Le financement de la Défense est assuré malgré le déficit, dit le ministre Sajjan

OTTAWA — Le ministre de la Défense affirme que des dépenses de plusieurs centaines de milliards de dollars prévues pour l’armée au cours des deux prochaines décennies sont «assurées», malgré le déficit fédéral grandissant face à la crise de la COVID-19.

Les différents acteurs du milieu de la défense craignent de plus en plus que le gouvernement libéral décide de réduire le budget de l’armée pour freiner ce qui devrait être un déficit de 343 milliards $ cette année seulement, alors que le gouvernement continue de dépenser pour aider les Canadiens à faire face aux conséquences de la pandémie.

Ces craintes émanent de l’expérience du passé: les Forces armées canadiennes ont été touchées par de profondes compressions lorsque Ottawa a eu du mal à équilibrer ses comptes au cours des années 1990, puis de nouveau au début des années 2010, après le dernier ralentissement économique.

Mais le ministre Harjit Sajjan assure que le gouvernement n’a pas l’intention d’abandonner sa stratégie de défense, dévoilée en 2017 et connue sous le nom de «Protection, Sécurité, Engagement» (PSE), qui prévoyait des dépenses de 553 milliards $ sur 20 ans. Une grande partie de cette somme doit permettre d’acheter de nouveaux équipements tels que des avions de combat et des navires de guerre.

«Nous n’allons pas simplement prendre une décision irréfléchie sur ce que nous voulons pour notre avenir», a déclaré M. Sajjan dans une entrevue accordée à La Presse Canadienne en marge de la retraite du cabinet fédéral cette semaine.

«Nous allons faire une analyse très approfondie, tout comme nous l’avons fait dans le passé, établir un bon dossier à ce sujet et ensuite prendre une décision sur où nous voulons aller. Mais le financement (de la stratégie PSE) est assuré. Nous poursuivons les investissements.»

M. Sajjan a soutenu que la pandémie actuelle, ainsi que le nombre croissant de catastrophes naturelles au Canada ces dernières années et l’instabilité croissante à l’étranger, soulignent plus que jamais la nécessité de disposer d’une armée forte.

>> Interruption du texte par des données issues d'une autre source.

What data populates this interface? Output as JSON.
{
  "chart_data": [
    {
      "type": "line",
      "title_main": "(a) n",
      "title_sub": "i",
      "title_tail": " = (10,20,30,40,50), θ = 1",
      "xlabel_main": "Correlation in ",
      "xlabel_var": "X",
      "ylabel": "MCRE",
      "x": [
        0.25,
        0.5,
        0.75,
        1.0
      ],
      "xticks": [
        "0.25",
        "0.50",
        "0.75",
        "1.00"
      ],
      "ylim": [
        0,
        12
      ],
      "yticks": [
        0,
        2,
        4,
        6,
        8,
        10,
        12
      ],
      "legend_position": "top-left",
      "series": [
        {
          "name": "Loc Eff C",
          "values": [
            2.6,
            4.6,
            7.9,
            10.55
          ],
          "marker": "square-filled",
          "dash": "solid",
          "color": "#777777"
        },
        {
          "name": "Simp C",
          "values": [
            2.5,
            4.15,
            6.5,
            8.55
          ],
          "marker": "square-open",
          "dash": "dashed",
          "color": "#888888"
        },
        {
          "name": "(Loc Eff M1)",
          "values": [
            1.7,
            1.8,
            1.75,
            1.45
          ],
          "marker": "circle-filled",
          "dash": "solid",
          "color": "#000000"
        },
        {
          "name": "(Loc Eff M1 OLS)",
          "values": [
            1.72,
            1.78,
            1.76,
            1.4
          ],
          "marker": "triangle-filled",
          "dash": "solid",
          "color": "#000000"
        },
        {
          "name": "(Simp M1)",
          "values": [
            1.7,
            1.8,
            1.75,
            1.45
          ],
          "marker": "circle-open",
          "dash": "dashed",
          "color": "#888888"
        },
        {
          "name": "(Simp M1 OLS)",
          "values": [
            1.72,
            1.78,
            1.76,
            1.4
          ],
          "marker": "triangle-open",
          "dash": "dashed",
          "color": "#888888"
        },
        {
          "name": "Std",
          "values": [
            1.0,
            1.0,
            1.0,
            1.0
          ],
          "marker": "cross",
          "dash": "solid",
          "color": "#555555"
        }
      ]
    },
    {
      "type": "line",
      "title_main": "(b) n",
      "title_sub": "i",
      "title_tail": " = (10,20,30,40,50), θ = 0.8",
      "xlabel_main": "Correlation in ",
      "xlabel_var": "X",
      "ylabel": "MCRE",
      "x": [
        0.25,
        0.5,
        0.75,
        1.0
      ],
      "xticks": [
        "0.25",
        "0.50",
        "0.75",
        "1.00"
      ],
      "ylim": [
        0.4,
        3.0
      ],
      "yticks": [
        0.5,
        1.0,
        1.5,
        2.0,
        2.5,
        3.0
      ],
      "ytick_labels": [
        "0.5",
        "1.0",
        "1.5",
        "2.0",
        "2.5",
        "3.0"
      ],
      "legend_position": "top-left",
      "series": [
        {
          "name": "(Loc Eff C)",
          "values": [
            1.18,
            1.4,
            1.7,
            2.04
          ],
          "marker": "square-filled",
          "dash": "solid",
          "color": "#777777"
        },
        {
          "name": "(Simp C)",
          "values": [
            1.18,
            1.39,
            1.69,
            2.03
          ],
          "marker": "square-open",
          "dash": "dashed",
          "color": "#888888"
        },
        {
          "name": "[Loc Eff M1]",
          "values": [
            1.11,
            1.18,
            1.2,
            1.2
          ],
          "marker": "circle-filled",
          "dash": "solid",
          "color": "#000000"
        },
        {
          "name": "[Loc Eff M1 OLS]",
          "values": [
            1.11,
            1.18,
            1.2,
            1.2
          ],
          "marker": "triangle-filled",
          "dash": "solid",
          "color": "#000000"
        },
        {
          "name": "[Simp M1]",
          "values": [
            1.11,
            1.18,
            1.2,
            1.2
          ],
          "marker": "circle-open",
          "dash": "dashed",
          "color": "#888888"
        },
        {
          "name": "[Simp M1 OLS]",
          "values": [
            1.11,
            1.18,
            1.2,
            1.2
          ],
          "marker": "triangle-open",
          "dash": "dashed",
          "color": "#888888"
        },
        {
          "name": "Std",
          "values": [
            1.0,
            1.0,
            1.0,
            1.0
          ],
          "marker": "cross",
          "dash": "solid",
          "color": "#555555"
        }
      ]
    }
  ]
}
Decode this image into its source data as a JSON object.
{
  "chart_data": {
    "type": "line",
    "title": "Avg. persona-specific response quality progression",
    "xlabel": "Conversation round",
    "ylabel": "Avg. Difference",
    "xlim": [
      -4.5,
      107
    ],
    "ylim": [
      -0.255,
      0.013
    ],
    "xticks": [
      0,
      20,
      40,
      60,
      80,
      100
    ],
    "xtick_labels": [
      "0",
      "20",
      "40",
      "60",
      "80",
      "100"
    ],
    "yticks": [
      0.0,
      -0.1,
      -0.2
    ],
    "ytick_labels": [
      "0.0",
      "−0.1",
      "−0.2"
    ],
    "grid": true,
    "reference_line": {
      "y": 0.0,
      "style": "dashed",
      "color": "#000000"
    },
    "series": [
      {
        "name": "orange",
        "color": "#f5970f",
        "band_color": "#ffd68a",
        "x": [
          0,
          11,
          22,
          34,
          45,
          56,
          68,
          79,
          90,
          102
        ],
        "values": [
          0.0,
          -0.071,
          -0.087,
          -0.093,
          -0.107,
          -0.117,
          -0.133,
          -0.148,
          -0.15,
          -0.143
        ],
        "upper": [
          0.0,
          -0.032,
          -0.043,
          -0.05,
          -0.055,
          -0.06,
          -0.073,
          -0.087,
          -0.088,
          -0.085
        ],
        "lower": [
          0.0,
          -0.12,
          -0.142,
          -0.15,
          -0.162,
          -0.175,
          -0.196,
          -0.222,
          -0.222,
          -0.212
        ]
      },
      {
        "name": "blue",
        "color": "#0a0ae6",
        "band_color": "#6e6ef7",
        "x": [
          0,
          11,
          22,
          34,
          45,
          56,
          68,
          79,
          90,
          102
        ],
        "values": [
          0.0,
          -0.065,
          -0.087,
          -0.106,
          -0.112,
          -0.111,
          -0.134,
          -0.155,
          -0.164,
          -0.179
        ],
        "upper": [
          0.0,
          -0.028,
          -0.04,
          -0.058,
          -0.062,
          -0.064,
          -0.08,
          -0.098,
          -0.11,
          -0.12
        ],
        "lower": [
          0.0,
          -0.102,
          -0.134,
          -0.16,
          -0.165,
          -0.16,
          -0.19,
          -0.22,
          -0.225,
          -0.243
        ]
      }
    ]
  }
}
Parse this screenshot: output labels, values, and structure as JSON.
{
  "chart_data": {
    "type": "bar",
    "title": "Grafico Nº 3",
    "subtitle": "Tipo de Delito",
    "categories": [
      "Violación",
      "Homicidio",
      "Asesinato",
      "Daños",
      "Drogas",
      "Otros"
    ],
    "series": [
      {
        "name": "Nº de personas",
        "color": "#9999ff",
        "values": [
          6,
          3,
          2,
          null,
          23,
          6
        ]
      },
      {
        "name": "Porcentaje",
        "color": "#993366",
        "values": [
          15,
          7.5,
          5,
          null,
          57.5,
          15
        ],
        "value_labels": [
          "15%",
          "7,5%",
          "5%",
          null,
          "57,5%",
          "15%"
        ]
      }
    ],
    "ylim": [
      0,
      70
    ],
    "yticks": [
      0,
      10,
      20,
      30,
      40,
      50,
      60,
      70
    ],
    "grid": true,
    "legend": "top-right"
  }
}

Un investissement dans l’économie

Il a estimé que l’argent dépensé pour les Forces armées canadiennes devrait être considéré comme un investissement dans l’armée et dans l’économie, compte tenu des avantages industriels associés à la construction de nouveaux navires, véhicules blindés et aéronefs.

«Si vous regardez simplement notre stratégie nationale de construction navale, nous savons que dollar pour dollar, cet argent va dans notre économie», a-t-il souligné, ajoutant que cela mènerait à la création d’emplois dans tout le pays.

Le ministre a toutefois laissé entendre qu’il pourrait y avoir des «ajustements» dans le plan de défense du gouvernement libéral. Il n’a pas donné de détails, mais a indiqué que le gouvernement avait cherché des moyens d’accélérer les dépenses militaires pendant la pandémie en raison des bénéfices économiques que cela pouvait entraîner.

Il reste par ailleurs des inconnues à l’horizon, notamment une étude menée par le directeur parlementaire du budget qui doit déterminer si les 60 milliards $ réservés à 15 nouveaux navires de guerre pour la marine suffiront, ou pas.

Les libéraux doivent également se prononcer sur un plan de remplacement de la chaîne de radars dans l’Arctique utilisée pour détecter les menaces aéroportées approchant de l’Amérique du Nord. Les commandants militaires ont déclaré qu’ils étaient obsolètes et que leur remplacement coûterait probablement des milliards de dollars.

Les spéculations quant à une éventuelle réduction du budget militaire sont aussi liées au remplacement du chef d’état-major Jonathan Vance, qui a annoncé le mois dernier son intention de prendre sa retraite. Le gouvernement a rencontré ses successeurs potentiels la semaine dernière. Certains initiés et observateurs de la défense croient que le choix du nouveau chef d’état-major signalera les priorités des libéraux pour l’armée au cours des prochaines années.